Sentinel-Lymphknoten-Biopsie vs. keine Axillar-Operation bei Patientinnen mit kleinem Brustkrebs und negativem Ergebnis der Ultraschalluntersuchung der Axillar-Lymphknoten

Gentilini OD et al J Sentinel Lymph Node Biopsy vs No Axillary Surgery in Patients With Small Breast Cancer and Negative Results on Ultrasonography of Axillary Lymph Nodes JAMA Oncol. 2023 Sep 21 : e233759. doi: 10.1001/jamaoncol.2023.3759 [Epub ahead of print]

Kann bei Patientinnen mit kleinem Brustkrebs (BC) und negativem Ergebnis der präoperativen axillären Ultraschalluntersuchung auf eine Sentinel-Lymphknoten-Biopsie verzichtet werden?

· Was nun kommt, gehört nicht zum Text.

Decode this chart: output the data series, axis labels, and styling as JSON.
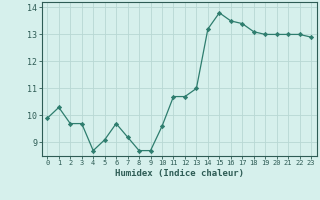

Die Sentinel-Lymphknotenbiopsie (SLNB) ist das Standardverfahren für das axilläre Staging von Patientinnen mit Brustkrebs im Frühstadium, aber ihre Notwendigkeit kann in Frage gestellt werden, da die Operation zur Untersuchung der Axillarknoten nicht in kurativer Absicht durchgeführt wird.
Eine kürzlich publizierte Studie hatte zum Ziel festzustellen, ob der Verzicht auf eine axilläre Operation bei Patientinnen mit kleinem BC und negativem Ergebnis der präoperativen axillären Lymphknoten-Sonographie einer SLNB nicht unterlegen ist (1).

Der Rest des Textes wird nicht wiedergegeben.